Milverton recycling water centre

Living on the north east side of the village a quick walk into the countryside takes me past Wessex Water’s Milverton Water Recycling Centre (sewage treatment works). Well, it has a footpath along more than 50 per cent of its’ boundary. I’d never been inside the boundaries of the site, but then why would I ever need to; my house isn’t even connected to the mains drainage system, even though I can see the works from my bedroom window.

For the past five years I’ve managed a nest box survey for Wessex Water and the British Trust for Ornithology (BTO) at Clatworthy and it’s been very successful. Walking past the treatment works, especially on a sunny day, there is always a variety of feeding birds. I’d often muse that as a nest box project this would be an ideal site. It has food, and with nest boxes it would have nesting sites, but most of all it would have one of the things that nesting birds need most, lack of disturbance.

Of course, it was just a musing and I did nothing about it. That was until one evening in January BBC’s Winter Watch showed that waste treatment works were ideal sites to watch birds. This spurred me into action and I immediately emailed Tom the biodiversity officer for Wessex Water who I liaise with for the Clatworthy nest box survey and other Wessex Water conservation tasks. Wessex were already thinking about a similar type of project so I was really pushing against an open door.

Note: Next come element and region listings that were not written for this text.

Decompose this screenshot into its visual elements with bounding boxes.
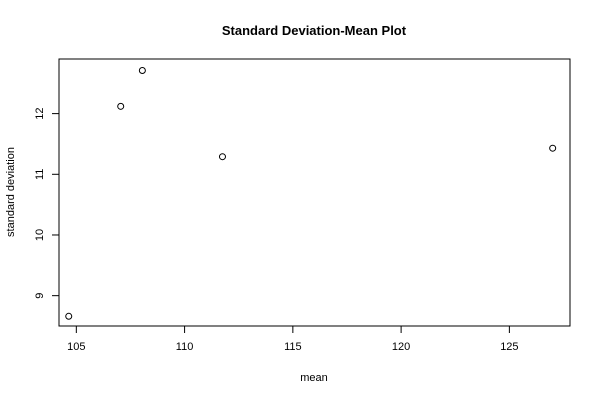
- y-tick-label: 12: [34, 107, 46, 119]
- y-tick-label: 9: [34, 293, 46, 299]
- x-tick-label: 125: [500, 341, 518, 353]
- plot-area-border: [58, 58, 571, 327]
- data-point: [218, 153, 226, 161]
- x-tick-label: 110: [176, 341, 194, 353]
- data-point: [549, 144, 557, 152]
- y-axis: 9 10 11 12: [34, 107, 60, 299]
- y-axis-label: standard deviation: [5, 147, 17, 237]
- data-points: [65, 67, 557, 320]
- chart-title: Standard Deviation-Mean Plot: [222, 23, 407, 38]
- y-tick-label: 11: [34, 169, 46, 180]
- data-point: [117, 102, 125, 110]
- x-tick-label: 105: [67, 341, 85, 353]
- x-tick-label: 115: [284, 341, 302, 353]
- data-point: [138, 67, 146, 75]
- x-axis: 105 110 115 120 125: [67, 325, 519, 353]
- data-point: [65, 312, 73, 320]
- y-tick-label: 10: [34, 229, 46, 241]
- x-axis-label: mean: [300, 372, 328, 384]
- x-tick-label: 120: [392, 341, 410, 353]
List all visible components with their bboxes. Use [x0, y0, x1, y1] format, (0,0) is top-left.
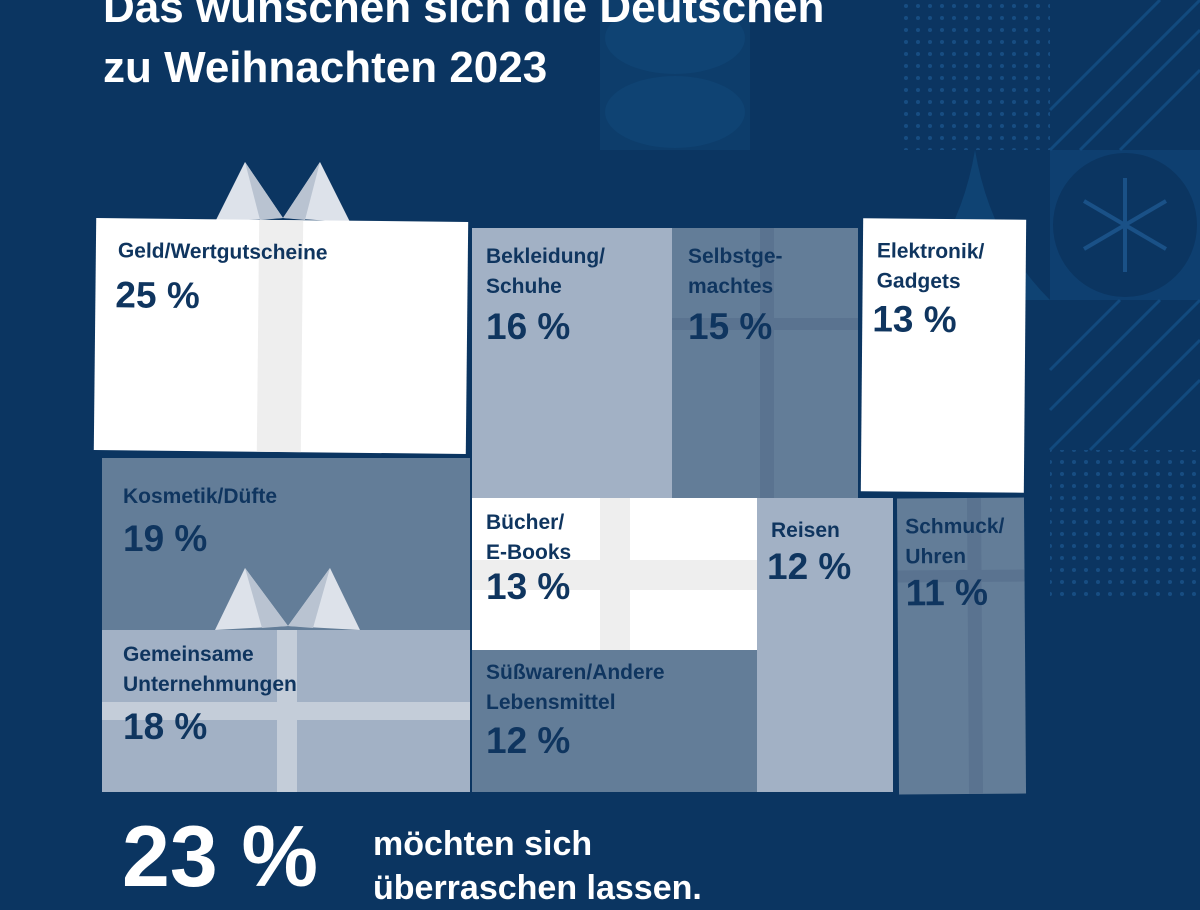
category-label: Elektronik/ Gadgets [876, 239, 985, 294]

Well, I have now been into the site for the first time ever and after sorting out health and safety requirements, the risk assessment and my ability to access the site, the project is now set to run. I’ve erected 22 nest boxes on behalf of Wessex Water and the EuCAN Milverton Conservation Group and will be checking them weekly when the birds start nesting.

I must say that I am very excited about what we might get in the boxes. The Clatworthy survey has 60 boxes mainly to encourage Pied Flycatchers, and has been very successful. However, there are enough boxes to go around and we get our fair share of Blue Tits and Great Tits, plus for the first time in 2020 we had Nuthatches in not one, not two but in three boxes, all with young that fledged. We have a variety of boxes; boxes with holes both 32mm and 28mm for smaller birds. Half fronted boxes and boxes with extended fronts. I’m hoping for at least 30 per cent occupancy and I suspect we’ll have the usual collection of tits, but it would be great to see a Wagtail or even a Pied Flycatcher, as I have seen one near the site about 10 years ago.

I’ll put a page on our EuCan website to keep you informed.